Primera
Noche
Hay una silla vacía en el
salón. Ya nadie se sienta en ella. Su florida tela está impoluta. Sola, en medio
de un inmenso cuarto. Nadie se sienta en ella.
La luz del exterior se posa
sobre ella con delicadeza, dejando claroscuros; una imagen tenebrista. El aire
parece descomprimirse en su rededor, parece que está suspendida o sujeta por
unos finísimos hilos de cobre ajustados al techo. A su izquierda, sobre una mesa
coja, una foto en blanco y negro. Los rostros se suceden en ella, todos parecen
felices, contentos, parecen pasarlo bien. Avanzar con la mirada por la foto
lleva irremediablemente a los dos últimos rostros, el primero ha girado su
mirada a la persona que tiene a su derecha; no tiene rostro, se ha perdido su
mirada, su expresión ha desaparecido.
Sobre la misma mesa coja, un
cigarro se consume sin miedo, haciendo bailotear el humo que de él se desprende.
Un baile un tanto satírico, un baile de guerra y DE paz, de amor y de odio, que
mueve el ambiente. Un cigarro que se prende y se apaga a cada momento, que aun
apagado sigue consumiéndose.
Un pequeño rincón en soledad.
Un hombre sentado junto a la solitaria silla, que enciende el cigarro cuando se
apaga, que acaricia con la yema de los dedos el desaparecido rostro de la
fotografía. Un hombre joven, pero herido. De su pecho inerme brotan gotas de
agua tibia teñidas de carmesí. En sus manos una estilográfica que abre y cierra
sin mirar. La mirada la tiene fija en la silla, la mirada teñida de sangre no se
despega de ella. Mira esperando a su acompañante, a la persona que ha de ocupar
ese sitio. No hay más muebles, solo dos asientos y una mesa
Se abre y se cierra la puerta
de la habitación. Un Secreto entra en ella, etéreo y corpóreo a una vez, susurra
palabras inaudibles, su sola visión
provoca la mueca del joven. Su pecho ha cesado la sangría. Lo mira, con ojos
eternos, inabarcables, ¡continentales!, lo mira y se sonríe. Le ofrece el
cigarro y el asiento. El Secreto se sienta y juguetea con el cigarro entre sus
manos. El joven sonríe, continua mirándolo con ojos enamorados. La luz entra
ahora en la sala con todo su potencial y la silla ha dejado de levitar. Ambos se
cogen la mano, se dicen te quiero. No te vayas.

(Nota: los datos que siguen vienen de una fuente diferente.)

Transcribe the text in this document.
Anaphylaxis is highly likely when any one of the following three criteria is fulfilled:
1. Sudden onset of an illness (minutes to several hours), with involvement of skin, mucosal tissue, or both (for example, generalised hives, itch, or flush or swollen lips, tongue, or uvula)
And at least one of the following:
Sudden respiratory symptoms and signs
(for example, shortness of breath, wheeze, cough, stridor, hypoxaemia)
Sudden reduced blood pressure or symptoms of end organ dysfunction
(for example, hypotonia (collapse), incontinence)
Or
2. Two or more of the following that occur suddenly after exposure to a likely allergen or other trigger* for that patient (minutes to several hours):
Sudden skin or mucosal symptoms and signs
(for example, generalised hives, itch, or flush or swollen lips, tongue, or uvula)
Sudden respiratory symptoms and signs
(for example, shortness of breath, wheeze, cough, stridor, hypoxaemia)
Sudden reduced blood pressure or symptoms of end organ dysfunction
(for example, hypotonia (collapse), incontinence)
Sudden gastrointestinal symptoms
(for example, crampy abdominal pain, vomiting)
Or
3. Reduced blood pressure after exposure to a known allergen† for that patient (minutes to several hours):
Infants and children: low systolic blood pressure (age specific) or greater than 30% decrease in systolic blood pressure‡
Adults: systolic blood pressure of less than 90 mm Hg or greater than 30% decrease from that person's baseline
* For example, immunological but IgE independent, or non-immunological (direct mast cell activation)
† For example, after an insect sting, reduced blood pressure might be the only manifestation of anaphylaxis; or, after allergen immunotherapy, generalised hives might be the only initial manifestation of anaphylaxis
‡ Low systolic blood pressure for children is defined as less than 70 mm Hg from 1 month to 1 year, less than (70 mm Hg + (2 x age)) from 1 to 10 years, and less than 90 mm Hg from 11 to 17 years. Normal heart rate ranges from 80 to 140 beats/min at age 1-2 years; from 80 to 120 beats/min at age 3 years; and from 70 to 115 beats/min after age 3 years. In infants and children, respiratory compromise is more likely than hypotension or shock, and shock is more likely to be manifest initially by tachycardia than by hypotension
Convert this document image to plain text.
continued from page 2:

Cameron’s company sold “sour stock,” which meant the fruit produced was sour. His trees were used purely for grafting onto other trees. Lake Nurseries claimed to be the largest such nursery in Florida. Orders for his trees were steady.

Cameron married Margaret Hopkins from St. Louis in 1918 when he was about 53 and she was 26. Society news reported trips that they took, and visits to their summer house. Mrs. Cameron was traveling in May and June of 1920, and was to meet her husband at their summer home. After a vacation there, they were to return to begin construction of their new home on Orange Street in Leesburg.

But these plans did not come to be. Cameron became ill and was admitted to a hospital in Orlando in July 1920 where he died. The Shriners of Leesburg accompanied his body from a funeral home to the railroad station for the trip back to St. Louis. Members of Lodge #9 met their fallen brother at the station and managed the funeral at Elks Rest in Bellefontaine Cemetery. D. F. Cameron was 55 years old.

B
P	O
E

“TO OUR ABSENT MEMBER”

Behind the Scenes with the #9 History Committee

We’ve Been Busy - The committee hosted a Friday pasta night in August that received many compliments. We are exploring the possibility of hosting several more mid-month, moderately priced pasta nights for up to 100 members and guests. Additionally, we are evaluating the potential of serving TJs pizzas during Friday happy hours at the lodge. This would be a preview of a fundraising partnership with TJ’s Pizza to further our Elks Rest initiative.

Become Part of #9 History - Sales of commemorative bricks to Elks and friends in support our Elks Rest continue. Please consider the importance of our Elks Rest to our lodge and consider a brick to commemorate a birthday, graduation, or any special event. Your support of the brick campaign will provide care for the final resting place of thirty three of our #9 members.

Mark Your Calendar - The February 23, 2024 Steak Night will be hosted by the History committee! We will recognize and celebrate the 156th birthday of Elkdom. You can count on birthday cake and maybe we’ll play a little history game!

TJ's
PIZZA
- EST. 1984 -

El Secreto se desvaneció. El
joven cogió el cigarro caído sobre la silla y volvió a posarlo en el cenicero.
Limpió la silla y miró la fotografía. El rostro desaparecido estaba allí. Alegre
y vivo, mirando a los ojos sangrantes de quien tenía a su izquierda. Miradas
cruzadas en las que el infinito parecía tangible...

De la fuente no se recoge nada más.